Suitable for users who want quick deployment or a unified environment. Ensure Docker has at least 8GB of memory allocated.

# Build the image
docker build -f project/Dockerfile -t agentic-rag .

# Run the container
docker run --name rag-assistant -p 7860:7860 agentic-rag
# Access http://localhost:7860

Common Issues and Tuning Guide

You might encounter some typical situations while building and using the system. Here is a quick troubleshooting table:

Symptom Possible Cause Suggested Solution
「Answers ignore documents, fabricate information」 1. LLM capability is insufficient.
2. System prompt does not enforce retrieval.
1. Switch to a more capable model (e.g., >7B parameters).
2. Check and strengthen the rag_agent_prompt, explicitly requiring “must search first.”
「Relevant documents are not retrieved」 1. Query rewriting deviates from original intent.
2. Chunk size is inappropriate.
3. Embedding model mismatches the domain.
1. Adjust the query_analysis_prompt to reduce excessive “creativity.”
2. Increase child chunk size (chunk_size) to improve recall.
3. Try domain-specific embedding models.
「Answers are fragmented, lack context」 Parent chunks are too small to provide sufficient background. Increase max_parent_size in document_chunker.py.
「Slow processing speed」 1. Local model inference is slow.
2. Too many chunks, making retrieval slow.
1. Consider using cloud API models.
2. Appropriately increase chunk size to reduce the total number of chunks.
「Parallel processing not triggered」 The query analysis node failed to split the question. Check the splitting rules section in get_query_analysis_prompt().

Conclusion: What Have You Gained?

Through the journey of this article, you have not merely learned about a RAG project; you have acquired a modular blueprint for building a 「next-generation interactive Q&A system」. The core value of this system lies in:

  • 「More Human-like Interaction」: Possesses memory, knows when to clarify, and conducts natural, fluid conversations.
  • 「Smarter Retrieval」: Hierarchical indexing balances precision and breadth; parallel processing improves efficiency for complex problem-solving.
  • 「Powerful Customizability」: Every component—from the LLM and embedding models to workflow nodes—can be swapped as needed, easily adapting to different vertical domains like law, medicine, or technology.
  • 「Production-Ready Architecture」: Provides a complete path from an experimental notebook to a modular project and Docker deployment.

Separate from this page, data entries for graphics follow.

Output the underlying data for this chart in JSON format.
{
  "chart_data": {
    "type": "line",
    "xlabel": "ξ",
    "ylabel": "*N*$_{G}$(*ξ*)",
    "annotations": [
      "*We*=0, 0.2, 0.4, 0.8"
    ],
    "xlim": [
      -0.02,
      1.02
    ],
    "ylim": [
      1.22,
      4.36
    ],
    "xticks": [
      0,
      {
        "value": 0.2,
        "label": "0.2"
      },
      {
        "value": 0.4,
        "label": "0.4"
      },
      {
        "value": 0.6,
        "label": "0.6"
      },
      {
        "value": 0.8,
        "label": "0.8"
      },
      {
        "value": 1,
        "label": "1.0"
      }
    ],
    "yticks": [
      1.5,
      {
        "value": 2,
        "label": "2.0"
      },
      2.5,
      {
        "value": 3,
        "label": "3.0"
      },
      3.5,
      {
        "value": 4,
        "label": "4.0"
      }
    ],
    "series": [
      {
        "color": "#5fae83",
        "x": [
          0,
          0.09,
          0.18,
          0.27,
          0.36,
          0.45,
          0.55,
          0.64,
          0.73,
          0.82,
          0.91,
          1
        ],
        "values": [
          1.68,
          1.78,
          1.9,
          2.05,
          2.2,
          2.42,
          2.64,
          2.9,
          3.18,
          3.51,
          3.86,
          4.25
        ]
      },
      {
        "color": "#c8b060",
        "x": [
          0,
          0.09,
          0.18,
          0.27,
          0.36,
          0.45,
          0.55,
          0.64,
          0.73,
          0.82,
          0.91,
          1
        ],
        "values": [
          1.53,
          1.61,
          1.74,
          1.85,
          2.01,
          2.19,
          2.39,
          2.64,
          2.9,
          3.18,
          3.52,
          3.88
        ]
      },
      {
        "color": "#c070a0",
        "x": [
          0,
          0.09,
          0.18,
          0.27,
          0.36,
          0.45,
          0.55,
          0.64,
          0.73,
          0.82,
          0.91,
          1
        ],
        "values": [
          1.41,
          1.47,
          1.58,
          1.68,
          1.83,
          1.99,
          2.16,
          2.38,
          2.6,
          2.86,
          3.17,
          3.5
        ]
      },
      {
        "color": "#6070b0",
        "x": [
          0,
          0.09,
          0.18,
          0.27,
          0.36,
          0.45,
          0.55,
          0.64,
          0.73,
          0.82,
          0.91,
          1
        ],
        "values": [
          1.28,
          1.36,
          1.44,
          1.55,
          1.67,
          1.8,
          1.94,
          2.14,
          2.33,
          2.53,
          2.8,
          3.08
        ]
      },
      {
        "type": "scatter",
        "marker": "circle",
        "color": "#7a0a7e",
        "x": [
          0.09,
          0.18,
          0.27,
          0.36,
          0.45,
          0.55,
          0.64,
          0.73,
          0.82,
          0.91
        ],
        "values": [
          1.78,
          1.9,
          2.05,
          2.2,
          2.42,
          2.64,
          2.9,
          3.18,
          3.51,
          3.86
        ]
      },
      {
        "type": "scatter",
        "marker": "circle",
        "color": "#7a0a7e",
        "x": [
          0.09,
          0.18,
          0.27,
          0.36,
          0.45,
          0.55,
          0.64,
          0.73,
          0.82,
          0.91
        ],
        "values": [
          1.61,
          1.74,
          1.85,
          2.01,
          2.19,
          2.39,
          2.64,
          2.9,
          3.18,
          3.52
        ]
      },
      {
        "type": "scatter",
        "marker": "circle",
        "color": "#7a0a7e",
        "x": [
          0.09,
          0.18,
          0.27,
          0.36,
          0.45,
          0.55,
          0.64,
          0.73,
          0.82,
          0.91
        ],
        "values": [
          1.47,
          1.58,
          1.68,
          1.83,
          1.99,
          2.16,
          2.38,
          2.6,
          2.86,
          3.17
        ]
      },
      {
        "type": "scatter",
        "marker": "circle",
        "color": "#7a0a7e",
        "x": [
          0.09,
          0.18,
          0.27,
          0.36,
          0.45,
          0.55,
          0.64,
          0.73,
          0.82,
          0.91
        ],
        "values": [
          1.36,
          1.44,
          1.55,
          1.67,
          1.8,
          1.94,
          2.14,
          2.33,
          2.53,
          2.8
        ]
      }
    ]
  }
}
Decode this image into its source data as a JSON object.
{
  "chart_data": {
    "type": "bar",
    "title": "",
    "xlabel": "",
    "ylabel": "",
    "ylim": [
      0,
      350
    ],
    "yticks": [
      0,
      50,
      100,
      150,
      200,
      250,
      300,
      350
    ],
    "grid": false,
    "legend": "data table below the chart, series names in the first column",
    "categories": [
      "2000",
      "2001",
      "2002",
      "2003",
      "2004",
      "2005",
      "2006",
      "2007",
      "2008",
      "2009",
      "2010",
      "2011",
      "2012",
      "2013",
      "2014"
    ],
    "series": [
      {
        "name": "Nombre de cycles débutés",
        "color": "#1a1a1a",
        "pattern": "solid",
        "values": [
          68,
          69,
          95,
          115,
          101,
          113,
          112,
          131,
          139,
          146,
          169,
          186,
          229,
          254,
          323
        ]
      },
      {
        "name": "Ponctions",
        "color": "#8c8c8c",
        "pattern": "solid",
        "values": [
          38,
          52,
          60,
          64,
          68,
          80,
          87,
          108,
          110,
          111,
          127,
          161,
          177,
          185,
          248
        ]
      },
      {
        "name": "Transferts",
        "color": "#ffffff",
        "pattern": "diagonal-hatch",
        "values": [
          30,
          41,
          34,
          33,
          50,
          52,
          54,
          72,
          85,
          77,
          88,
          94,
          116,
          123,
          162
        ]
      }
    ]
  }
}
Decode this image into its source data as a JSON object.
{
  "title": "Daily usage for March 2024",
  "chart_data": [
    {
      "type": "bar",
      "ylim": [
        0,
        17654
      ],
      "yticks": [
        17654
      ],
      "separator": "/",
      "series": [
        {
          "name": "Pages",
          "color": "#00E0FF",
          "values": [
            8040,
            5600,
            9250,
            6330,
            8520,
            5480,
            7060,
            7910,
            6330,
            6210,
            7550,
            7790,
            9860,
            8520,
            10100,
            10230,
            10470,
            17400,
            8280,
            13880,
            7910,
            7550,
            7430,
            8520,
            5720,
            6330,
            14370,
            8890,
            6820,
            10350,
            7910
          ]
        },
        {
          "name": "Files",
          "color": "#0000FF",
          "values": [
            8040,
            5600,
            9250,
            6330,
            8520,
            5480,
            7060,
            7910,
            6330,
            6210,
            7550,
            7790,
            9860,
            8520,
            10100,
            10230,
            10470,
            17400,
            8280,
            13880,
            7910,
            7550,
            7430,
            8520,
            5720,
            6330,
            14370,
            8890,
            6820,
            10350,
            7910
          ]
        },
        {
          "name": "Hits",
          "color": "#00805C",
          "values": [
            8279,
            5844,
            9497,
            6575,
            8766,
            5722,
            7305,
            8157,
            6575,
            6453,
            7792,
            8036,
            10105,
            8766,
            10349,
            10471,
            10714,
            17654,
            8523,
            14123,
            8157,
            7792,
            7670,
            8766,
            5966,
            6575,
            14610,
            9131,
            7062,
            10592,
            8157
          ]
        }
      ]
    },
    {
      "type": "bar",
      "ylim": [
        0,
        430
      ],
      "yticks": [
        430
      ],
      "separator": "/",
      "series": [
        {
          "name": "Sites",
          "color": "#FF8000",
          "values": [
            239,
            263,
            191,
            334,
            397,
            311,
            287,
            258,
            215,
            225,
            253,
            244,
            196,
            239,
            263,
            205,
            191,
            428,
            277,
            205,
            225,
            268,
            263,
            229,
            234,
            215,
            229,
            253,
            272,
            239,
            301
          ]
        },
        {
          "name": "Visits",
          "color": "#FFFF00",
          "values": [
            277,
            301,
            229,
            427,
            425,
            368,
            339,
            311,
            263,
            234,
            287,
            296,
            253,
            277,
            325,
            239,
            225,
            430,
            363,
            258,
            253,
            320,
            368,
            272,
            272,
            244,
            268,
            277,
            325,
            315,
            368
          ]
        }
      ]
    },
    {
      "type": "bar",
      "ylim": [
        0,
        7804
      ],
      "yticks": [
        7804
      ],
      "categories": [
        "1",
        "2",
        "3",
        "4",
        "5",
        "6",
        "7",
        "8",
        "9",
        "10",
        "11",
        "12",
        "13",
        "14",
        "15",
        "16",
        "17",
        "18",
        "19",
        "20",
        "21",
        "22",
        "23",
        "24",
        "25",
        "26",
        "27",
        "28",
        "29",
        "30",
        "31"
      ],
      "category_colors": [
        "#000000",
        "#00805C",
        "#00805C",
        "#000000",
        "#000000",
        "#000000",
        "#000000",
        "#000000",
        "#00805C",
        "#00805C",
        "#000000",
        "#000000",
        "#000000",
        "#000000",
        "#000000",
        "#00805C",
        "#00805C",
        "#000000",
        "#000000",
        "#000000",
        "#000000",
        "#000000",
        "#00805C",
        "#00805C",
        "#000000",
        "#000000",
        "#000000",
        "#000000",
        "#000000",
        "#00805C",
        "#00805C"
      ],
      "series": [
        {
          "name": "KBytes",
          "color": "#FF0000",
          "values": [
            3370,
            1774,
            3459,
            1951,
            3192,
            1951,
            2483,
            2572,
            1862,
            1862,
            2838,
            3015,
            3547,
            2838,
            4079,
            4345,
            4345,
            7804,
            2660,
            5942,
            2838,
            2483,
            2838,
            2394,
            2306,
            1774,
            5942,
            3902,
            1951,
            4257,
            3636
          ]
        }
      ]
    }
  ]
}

The ultimate purpose of technology is to serve people. What this Agentic RAG system does is precisely to bridge the gap between information and humans by making machines better understand human intent and context. Now, it’s your turn to get hands-on, assemble these modules, and inject intelligent life into your own knowledge base.


The project “Agentic RAG for Dummies” described in this article is released under the MIT open-source license. All code can be freely used for learning and commercial projects. Questions and code contributions are welcome in the project repository.